Storm drains are the openings you see along curbs and in streets and parking lots. They carry away rainwater and transport it through the storm sewer system directly to nearby waterways. Water and other debris that enter stormdrains do not go to a treatment facility. This is why it's so important that we all take steps to minimize chemical use and pollution. In contrast, the sanitary sewer or wastewater system transmits waste from toilets, sinks and showers to a wastewater treatment facility. There, the water is treated and can be reused for reclaimed irrigation water.

Putting oil, antifreeze, paint, detergents, and lawn and garden clippings into the storm drainage system is illegal and does the same amount of harm as dumping them directly into the bay. Unlawful pollution also occurs if you allow pollutants to be washed into a storm drain with stormwater runoff or with wash water. For instance, you may be polluting if you:
  • allow wash water from engine or equipment, car or boat washing to enter a storm drain;
  • spill antifreeze or other material without cleaning it up;
  • allow materials or wastes stored outside to leak on the ground;
  • allow lawn and garden clippings to be raked or blown to the curb or street.
Liquids that end up in trash cans and dumpsters also cause stormwater contamination during the trash collection process. Trash bags tear easily, so liquids that are disposed of in trash cans instead of down the drain can create a mess when the bags are compacted in the collection truck. Not only can these contaminated liquids make it to the bay or the gulf, but they also create aesthetic and odor problems on our roads, sidewalks and parking lots. Please dispose of your liquids properly, keep your outdoor trash container closed, and contact the City with any questions.

If you think you might have witnessed a potential illicit discharge or know of an illicit connection on or near your property, please contact Code Enforcement at 547-4575 ext. 232 or the Stormwater Division at 547-4575 ext. 254 for assistance.
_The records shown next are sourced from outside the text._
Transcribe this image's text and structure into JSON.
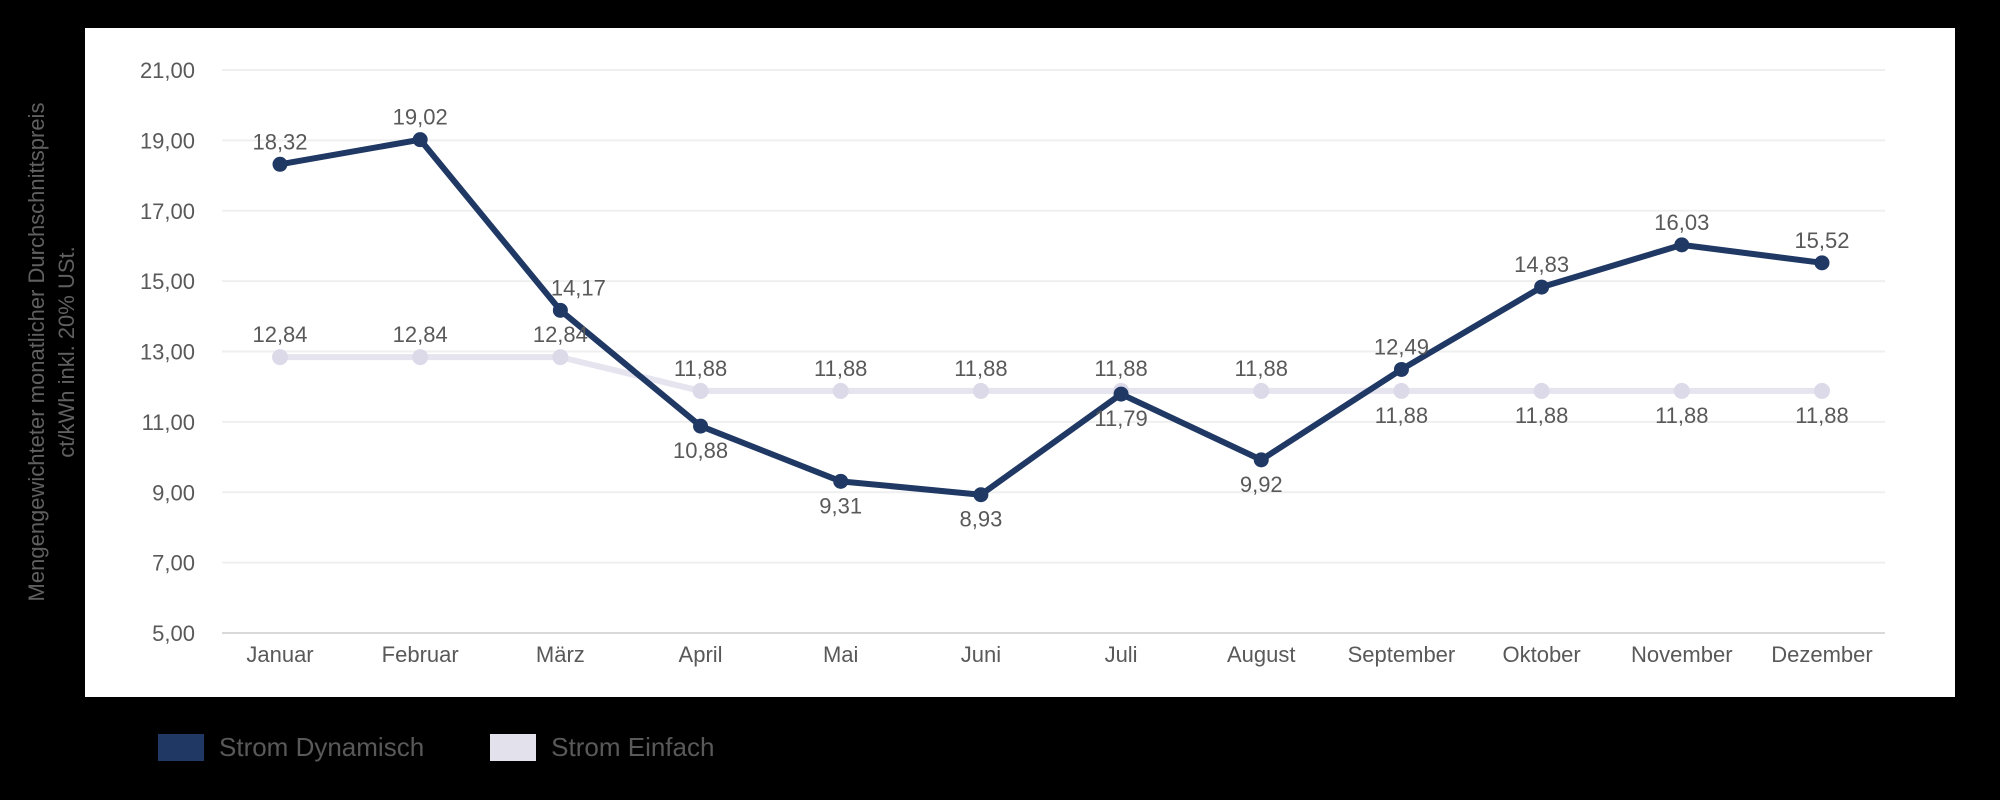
{
  "y_axis_title": {
    "line1": "Mengengewichteter monatlicher Durchschnittspreis",
    "line2": "ct/kWh inkl. 20% USt."
  },
  "legend": {
    "items": [
      {
        "label": "Strom Dynamisch",
        "color": "#1f3864"
      },
      {
        "label": "Strom Einfach",
        "color": "#e2e1ec"
      }
    ]
  },
  "chart_data": {
    "type": "line",
    "title": "",
    "xlabel": "",
    "ylabel": "Mengengewichteter monatlicher Durchschnittspreis ct/kWh inkl. 20% USt.",
    "categories": [
      "Januar",
      "Februar",
      "März",
      "April",
      "Mai",
      "Juni",
      "Juli",
      "August",
      "September",
      "Oktober",
      "November",
      "Dezember"
    ],
    "series": [
      {
        "name": "Strom Dynamisch",
        "color": "#1f3864",
        "marker_color": "#1f3864",
        "values": [
          18.32,
          19.02,
          14.17,
          10.88,
          9.31,
          8.93,
          11.79,
          9.92,
          12.49,
          14.83,
          16.03,
          15.52
        ],
        "labels": [
          "18,32",
          "19,02",
          "14,17",
          "10,88",
          "9,31",
          "8,93",
          "11,79",
          "9,92",
          "12,49",
          "14,83",
          "16,03",
          "15,52"
        ],
        "label_pos": [
          "above",
          "above",
          "above",
          "below",
          "below",
          "below",
          "below",
          "below",
          "above",
          "above",
          "above",
          "above"
        ],
        "label_dx": [
          0,
          0,
          18,
          0,
          0,
          0,
          0,
          0,
          0,
          0,
          0,
          0
        ]
      },
      {
        "name": "Strom Einfach",
        "color": "#e5e4ef",
        "marker_color": "#dcdae8",
        "values": [
          12.84,
          12.84,
          12.84,
          11.88,
          11.88,
          11.88,
          11.88,
          11.88,
          11.88,
          11.88,
          11.88,
          11.88
        ],
        "labels": [
          "12,84",
          "12,84",
          "12,84",
          "11,88",
          "11,88",
          "11,88",
          "11,88",
          "11,88",
          "11,88",
          "11,88",
          "11,88",
          "11,88"
        ],
        "label_pos": [
          "above",
          "above",
          "above",
          "above",
          "above",
          "above",
          "above",
          "above",
          "below",
          "below",
          "below",
          "below"
        ],
        "label_dx": [
          0,
          0,
          0,
          0,
          0,
          0,
          0,
          0,
          0,
          0,
          0,
          0
        ]
      }
    ],
    "yticks": [
      "21,00",
      "19,00",
      "17,00",
      "15,00",
      "13,00",
      "11,00",
      "9,00",
      "7,00",
      "5,00"
    ],
    "ytick_values": [
      21,
      19,
      17,
      15,
      13,
      11,
      9,
      7,
      5
    ],
    "ylim": [
      5,
      21
    ],
    "grid": true,
    "legend_position": "bottom-left",
    "label_color": "#595959",
    "tick_color": "#595959",
    "grid_color": "#efefef",
    "axis_line_color": "#d9d9d9"
  }
}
1.    Never dispose of oils, pesticides, paints, or other chemicals onto driveways, roadways or storm drains. The next rain will carry it into the surface water or help it soak into ground water.
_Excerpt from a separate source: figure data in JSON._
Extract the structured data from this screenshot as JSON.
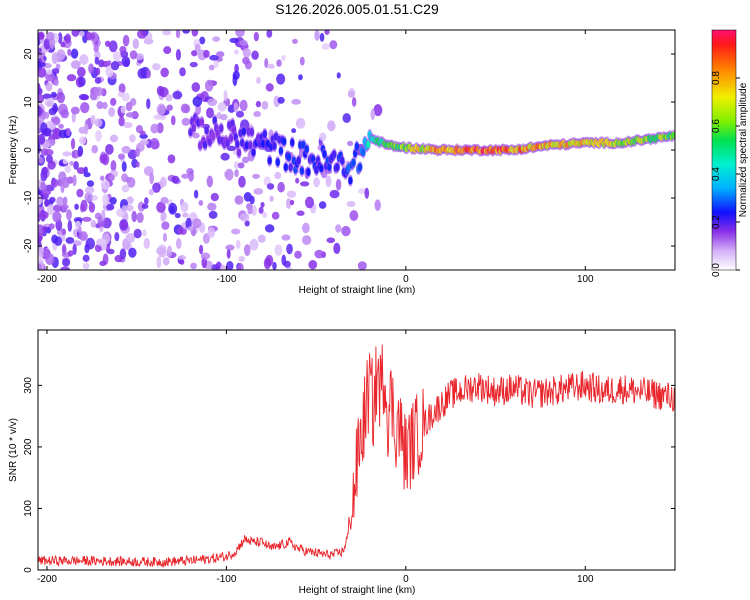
{
  "title": "S126.2026.005.01.51.C29",
  "chart_data": [
    {
      "type": "heatmap",
      "name": "spectrogram",
      "xlabel": "Height of straight line (km)",
      "ylabel": "Frequency (Hz)",
      "xlim": [
        -205,
        150
      ],
      "ylim": [
        -25,
        25
      ],
      "xticks": [
        -200,
        -100,
        0,
        100
      ],
      "yticks": [
        -20,
        -10,
        0,
        10,
        20
      ],
      "colorbar": {
        "label": "Normalized spectral amplitude",
        "range": [
          0,
          1
        ],
        "ticks": [
          0.0,
          0.2,
          0.4,
          0.6,
          0.8
        ]
      },
      "ridge": [
        {
          "x": -120,
          "f": 4,
          "a": 0.18
        },
        {
          "x": -100,
          "f": 3,
          "a": 0.2
        },
        {
          "x": -80,
          "f": 1,
          "a": 0.22
        },
        {
          "x": -60,
          "f": -1.5,
          "a": 0.25
        },
        {
          "x": -40,
          "f": -3,
          "a": 0.25
        },
        {
          "x": -30,
          "f": -3.5,
          "a": 0.28
        },
        {
          "x": -25,
          "f": -1,
          "a": 0.3
        },
        {
          "x": -20,
          "f": 2.5,
          "a": 0.45
        },
        {
          "x": -10,
          "f": 1,
          "a": 0.6
        },
        {
          "x": 0,
          "f": 0.5,
          "a": 0.65
        },
        {
          "x": 20,
          "f": 0,
          "a": 0.85
        },
        {
          "x": 40,
          "f": 0,
          "a": 0.9
        },
        {
          "x": 60,
          "f": 0,
          "a": 0.85
        },
        {
          "x": 80,
          "f": 1,
          "a": 0.8
        },
        {
          "x": 100,
          "f": 1.5,
          "a": 0.75
        },
        {
          "x": 120,
          "f": 1.5,
          "a": 0.7
        },
        {
          "x": 150,
          "f": 3,
          "a": 0.6
        }
      ]
    },
    {
      "type": "line",
      "name": "snr",
      "xlabel": "Height of straight line (km)",
      "ylabel": "SNR (10 * v/v)",
      "xlim": [
        -205,
        150
      ],
      "ylim": [
        0,
        390
      ],
      "xticks": [
        -200,
        -100,
        0,
        100
      ],
      "yticks": [
        0,
        100,
        200,
        300
      ],
      "color": "#e8262c",
      "series": [
        {
          "name": "SNR",
          "x": [
            -205,
            -180,
            -160,
            -140,
            -120,
            -110,
            -100,
            -95,
            -90,
            -85,
            -80,
            -75,
            -70,
            -65,
            -60,
            -55,
            -50,
            -45,
            -40,
            -35,
            -32,
            -30,
            -28,
            -26,
            -24,
            -22,
            -20,
            -18,
            -16,
            -14,
            -12,
            -10,
            -8,
            -6,
            -4,
            -2,
            0,
            5,
            10,
            15,
            20,
            25,
            30,
            35,
            40,
            50,
            60,
            70,
            80,
            90,
            100,
            110,
            120,
            130,
            140,
            150
          ],
          "y": [
            15,
            15,
            14,
            13,
            15,
            18,
            22,
            30,
            50,
            45,
            45,
            35,
            40,
            45,
            35,
            30,
            28,
            25,
            25,
            30,
            60,
            100,
            150,
            200,
            230,
            270,
            300,
            260,
            320,
            290,
            330,
            250,
            280,
            230,
            240,
            210,
            185,
            215,
            235,
            255,
            270,
            285,
            290,
            295,
            300,
            290,
            295,
            285,
            290,
            295,
            300,
            290,
            295,
            290,
            285,
            280
          ]
        }
      ]
    }
  ]
}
2.    Consider replacing impervious surfaces like sidewalks and driveways around your home with more pervious materials or methods like mulch, turf block, pervious concrete or stone.

3.    Review your home for storm water handling. If your gutters, downspouts, driveways, or decks directly discharge into a water body, retrofit them by redirecting the runoff onto grassy areas or installing berm/swale system.

4.    Collect stormwater runoff in closed rain barrels and use it for yard and garden watering.

5.    Make sure your automobile or boat isn't leaking fluids.

6.    Instead of washing your car or boat at home, take it to a commercial car wash. The drains in commercial car washes are connected to the sanitary sewer system, so rinse water doesn't wash down storm drains. Many commercial car washes conserve water by recycling rinse water.

7.    If you must wash your car or boat at home, use a mild dishwashing liquid and try to keep the soapy water from flowing to a storm drain. Park your vehicle in the grass or vegetation that will absorb the water, and use a spray nozzle that shuts off.

8.    Instead of cleaning walkways with a hose, sweep up grass clippings, leaves, twigs and put them into a yard waste container or compost pile. Sweep up dirt and put it back into the garden. This way, you won't accidentally wash debris into a storm drain or waterway, and you'll save water.

9.    Avoid using weed and feed products. Applying this product to your entire lawn is overkill for weed control. Pull weeds by hand or with tools. If you decide to use a weed killer, wear gloves, spot spray just the weed, and spray when it isn't windy or when rain isn't predicted. Never use pesticides, fertilizers, or herbicides near the water.

10.    If you have an irrigation system, make sure it is in good working order and limit its use to actual watering needs. Use native drought-resistent vegetation and limit chemical use such as fertilizers and herbicides.

11.    Maintain shrubby vegetation along waterfronts to prevent erosion and help stop heavy rain sheet flow.

12.    Do not drain your pool or spa into the street, a parking lot, ditch or outside drain where the chlorinated water could enter groundwater or a storm drain.